To Eternity is an interactive media installation commemorating the Gwangju Democratization Movement of May 18, 1980. Using real-time body recognition, the system transforms the audience's silhouette into a living mosaic of historical photographs collected from the uprising.
When a participant performs a flower-offering gesture and sustains it for more than five seconds, the system recognizes the motion and triggers an automatic capture, overlaying 300 archival images across the participant's silhouette to create a digital memorial portrait.
Through this embodied act of remembrance, the work converts silent mourning into a collective ritual, where technology mediates empathy, presence, and history.
Captured real-time depth and body index maps using Azure Kinect SDK. Extracted joint coordinates to detect upper-body pose patterns.
Defined a "flower offering" gesture via upper-arm and hand position vectors. Pose classified as offering when confidence exceeded 86% for 5 continuous seconds, triggering mosaic generation.
Preprocessed ~300 high-resolution documentary images licensed from participating photojournalists. Custom mosaic algorithm layers archival photos over the live silhouette in real time.

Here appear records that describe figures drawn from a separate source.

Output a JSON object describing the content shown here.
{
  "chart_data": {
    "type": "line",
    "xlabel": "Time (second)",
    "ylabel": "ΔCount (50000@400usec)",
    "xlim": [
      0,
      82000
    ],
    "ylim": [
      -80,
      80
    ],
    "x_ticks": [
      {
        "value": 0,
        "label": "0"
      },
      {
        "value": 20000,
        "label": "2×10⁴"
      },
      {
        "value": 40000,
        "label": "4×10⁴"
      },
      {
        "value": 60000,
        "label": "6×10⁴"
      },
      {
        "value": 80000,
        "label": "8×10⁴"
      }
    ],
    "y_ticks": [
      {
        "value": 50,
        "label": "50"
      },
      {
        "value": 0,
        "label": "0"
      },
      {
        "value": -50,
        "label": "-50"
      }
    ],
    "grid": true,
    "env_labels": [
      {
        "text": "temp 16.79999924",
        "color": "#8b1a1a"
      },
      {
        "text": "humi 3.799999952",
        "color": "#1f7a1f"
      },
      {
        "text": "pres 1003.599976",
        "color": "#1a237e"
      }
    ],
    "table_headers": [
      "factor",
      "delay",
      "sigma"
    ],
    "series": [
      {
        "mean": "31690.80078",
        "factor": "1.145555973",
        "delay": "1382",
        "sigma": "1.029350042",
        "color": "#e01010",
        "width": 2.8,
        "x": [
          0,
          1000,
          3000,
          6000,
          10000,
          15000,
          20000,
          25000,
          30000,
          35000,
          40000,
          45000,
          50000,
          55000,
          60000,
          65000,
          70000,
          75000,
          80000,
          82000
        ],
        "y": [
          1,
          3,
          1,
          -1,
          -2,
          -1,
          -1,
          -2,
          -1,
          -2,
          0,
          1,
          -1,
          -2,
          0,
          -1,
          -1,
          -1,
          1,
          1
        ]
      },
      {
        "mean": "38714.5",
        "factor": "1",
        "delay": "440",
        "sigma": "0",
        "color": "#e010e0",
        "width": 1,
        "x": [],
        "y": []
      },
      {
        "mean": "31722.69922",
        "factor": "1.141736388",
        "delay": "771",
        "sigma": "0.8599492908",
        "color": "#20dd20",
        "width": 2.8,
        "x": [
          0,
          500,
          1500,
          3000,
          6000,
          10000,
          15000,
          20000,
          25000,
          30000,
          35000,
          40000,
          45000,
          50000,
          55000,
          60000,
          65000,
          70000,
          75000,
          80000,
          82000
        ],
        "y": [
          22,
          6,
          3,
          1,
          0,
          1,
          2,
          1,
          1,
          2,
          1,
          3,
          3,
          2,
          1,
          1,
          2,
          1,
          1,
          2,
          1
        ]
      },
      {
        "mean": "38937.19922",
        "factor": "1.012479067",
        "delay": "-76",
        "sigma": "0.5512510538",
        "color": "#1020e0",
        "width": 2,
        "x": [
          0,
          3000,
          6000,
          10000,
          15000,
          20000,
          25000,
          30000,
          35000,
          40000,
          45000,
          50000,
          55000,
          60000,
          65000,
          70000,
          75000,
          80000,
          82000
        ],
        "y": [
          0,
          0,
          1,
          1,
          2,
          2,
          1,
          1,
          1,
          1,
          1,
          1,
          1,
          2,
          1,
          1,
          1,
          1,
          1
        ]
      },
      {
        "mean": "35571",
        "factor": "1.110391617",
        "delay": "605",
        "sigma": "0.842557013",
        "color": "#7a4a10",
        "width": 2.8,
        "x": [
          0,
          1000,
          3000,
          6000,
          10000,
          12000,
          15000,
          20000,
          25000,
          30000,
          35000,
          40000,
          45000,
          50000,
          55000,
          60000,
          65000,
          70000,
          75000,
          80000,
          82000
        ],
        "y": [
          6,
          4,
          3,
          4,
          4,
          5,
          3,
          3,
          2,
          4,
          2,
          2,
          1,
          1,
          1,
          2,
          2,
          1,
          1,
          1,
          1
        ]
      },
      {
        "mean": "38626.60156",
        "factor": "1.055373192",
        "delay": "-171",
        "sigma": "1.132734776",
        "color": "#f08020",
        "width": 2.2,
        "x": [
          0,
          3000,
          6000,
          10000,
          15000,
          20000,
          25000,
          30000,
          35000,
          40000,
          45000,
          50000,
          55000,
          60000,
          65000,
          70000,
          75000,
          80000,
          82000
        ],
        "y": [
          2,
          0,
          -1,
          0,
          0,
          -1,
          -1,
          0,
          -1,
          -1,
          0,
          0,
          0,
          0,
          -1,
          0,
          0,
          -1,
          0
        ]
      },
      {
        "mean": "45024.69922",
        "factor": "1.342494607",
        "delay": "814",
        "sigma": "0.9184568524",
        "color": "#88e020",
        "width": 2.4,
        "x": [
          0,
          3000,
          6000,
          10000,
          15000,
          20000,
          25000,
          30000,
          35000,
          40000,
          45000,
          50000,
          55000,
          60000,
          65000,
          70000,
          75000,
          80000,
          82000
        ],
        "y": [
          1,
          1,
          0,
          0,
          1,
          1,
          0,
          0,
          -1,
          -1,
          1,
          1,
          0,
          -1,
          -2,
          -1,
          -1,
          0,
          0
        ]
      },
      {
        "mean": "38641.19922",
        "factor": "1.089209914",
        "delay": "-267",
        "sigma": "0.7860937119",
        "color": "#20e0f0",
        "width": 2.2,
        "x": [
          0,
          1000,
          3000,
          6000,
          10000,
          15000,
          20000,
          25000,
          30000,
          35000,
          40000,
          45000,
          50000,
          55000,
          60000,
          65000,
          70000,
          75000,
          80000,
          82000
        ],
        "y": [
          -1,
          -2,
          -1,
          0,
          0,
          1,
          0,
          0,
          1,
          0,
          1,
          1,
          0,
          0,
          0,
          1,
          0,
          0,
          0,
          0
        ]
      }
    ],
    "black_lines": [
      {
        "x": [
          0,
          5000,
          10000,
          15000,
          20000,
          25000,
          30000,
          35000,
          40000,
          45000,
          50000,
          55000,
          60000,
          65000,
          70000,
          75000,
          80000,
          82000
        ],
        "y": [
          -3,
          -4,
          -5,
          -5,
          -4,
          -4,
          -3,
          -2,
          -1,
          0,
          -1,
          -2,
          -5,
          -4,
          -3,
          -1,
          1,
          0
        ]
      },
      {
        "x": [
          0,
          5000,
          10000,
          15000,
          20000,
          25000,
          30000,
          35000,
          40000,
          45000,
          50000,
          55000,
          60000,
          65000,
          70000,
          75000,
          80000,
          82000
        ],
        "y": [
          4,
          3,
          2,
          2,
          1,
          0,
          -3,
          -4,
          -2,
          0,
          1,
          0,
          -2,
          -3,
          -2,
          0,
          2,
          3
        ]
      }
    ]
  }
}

GPU-based blending shader controls transparency, luminance mapping, and time-based fade-in. Unity and TouchDesigner pipeline synchronized for projection and visual fading.
Final composite projected onto a large wall surface, creating a memorial altar visualization that responded dynamically to audience participation.
The project transforms commemoration into participation, exploring how technology can preserve and reinterpret historical empathy. Through gesture, time, and presence, To Eternity bridges personal mourning and collective memory.
By allowing the audience's body to become the medium of remembrance, it redefines memorial experience as a collaborative and living archive — where the act of offering flowers becomes a generative visualization of solidarity and resilience.